Many self-inflicted gunshot wounds are preventable, many are a result of negligence. Some can be really accidents, but most are the result of human error.
Know What You Are Getting Into
Having just finished up a Concealed Carry Instructor course we spend a good amount of time going over risk mitigation. How to set the tone for safety, how to observe for potential issues, but most of all how to prevent incidents in the first place. There is only so much you can do, but within that scope there is a lot. Many times I see a very lack luster attitude towards safety. If you come across this attitude be very cautious. We cannot afford to be cavalier; which really amounts to recklessness. Experience is a blessing, but it is also a curse. I can almost recount an incident for many of the common issues we see today. I’m not happy about the fact I can, but it serves a purpose.
Dark Case Studies
When I got back from my trip I literally had an email waiting detailing the death of an officer as a result of carrying concealed. Then, I get to work and learn of a fatality during a force on force event. These types of incidents happen a lot more than people realize. They may not touch your lives, but they can impact your future. In our course I talk about some case studies. Three of the case studies I had direct knowledge, meaning I either spoke with the victim, the instructor or the investigating officer. I try not to add more to my brief, but I could easily. These are all fairly recent with most going back no more than four years. We talk about how to prevent these types of incidents in the future, but studying what went wrong.
The Fire Pyramid
Four of the six cases all were a result of the trigger finger somehow manipulating the trigger causing the gun to discharge. Allow me to regress. For a self-inflicted gunshot wound to occur, three conditions must be in place. The gun must be loaded, the muzzle must be pointed at the body and the trigger must be manipulated. That’s it! There are no other reasons. I use as an example the fire triangle to help folks understand when one of these criterion is missing the self-inflicted GSW cannot occur, maybe I should caveat “should not” occur.
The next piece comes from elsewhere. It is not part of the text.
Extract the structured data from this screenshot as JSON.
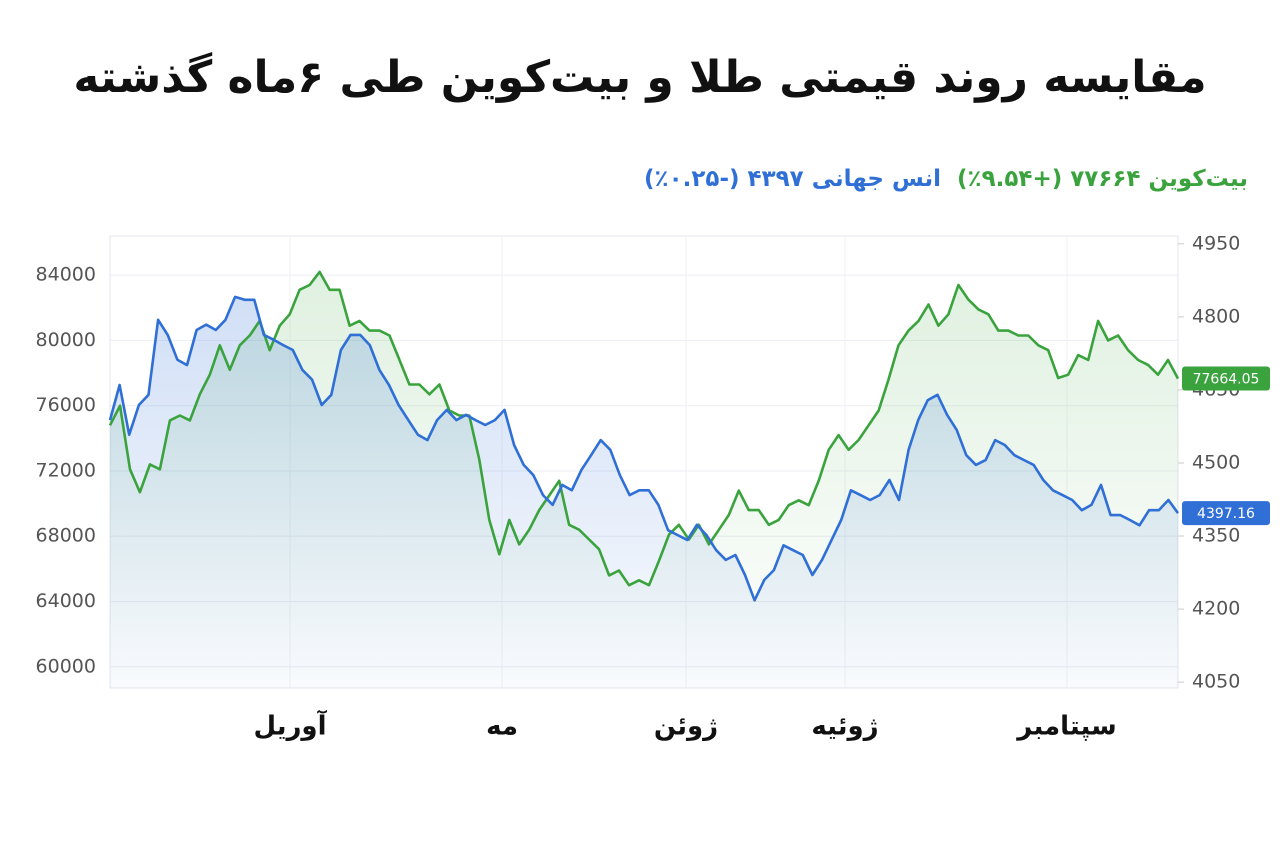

When you consider this in your range evolutions it helps to reduce the possibilities of negligent discharges from students. You must be unapologetic with regards to safety. Ironically, the four safety rules we follow take into account the self-inflicted GSW Pyramid. In other words, we treat all guns as if they were loaded, always. We keep the muzzle pointed in a safe direction, not at our body. Lastly, we keep our finger straight on home position until the sights are on target and you are ready to fire.
Stop The Insanity
It seems simple enough, but when we examine those case studies two or 50% of the incidents happened during the draw stroke. Meaning they shot themselves as they were drawing the gun from the holster. If we should not put our finger on the trigger until the sights are on target then how could this happen. Because there are some who promote prepping the trigger. Truthfully, I was one of them when I shot DA guns. In an effort to get on that long travel you start early. With today’s inventory being mostly made up of striker fired guns this is a dangerous trait to develop. Made more so within the industry by some promoting the idea you will be faster. Now, you are adding another dangerous element; stress. The problem is human nature. It is human nature to want to be fast. It is also human nature to be fallible. Combine these with a gun and it shouldn’t surprise people why we see these incidents. The bottom line, you are not gaining anything by “prepping” the trigger, you really are not. You might not like hearing that, but whatever perceived advantage you may think pales in comparison to the possibility of shooting yourself. It is a slippery slope. You say it is okay, but only when the gun is in the position. Then, it is okay when the gun is closer to the body in this position. Then, okay when the gun is coming out of the holster. Where do you draw the line?
I’ll bet you every one of those folks in the case study didn’t think they would shoot themselves seconds before they shot themselves. Prove me wrong.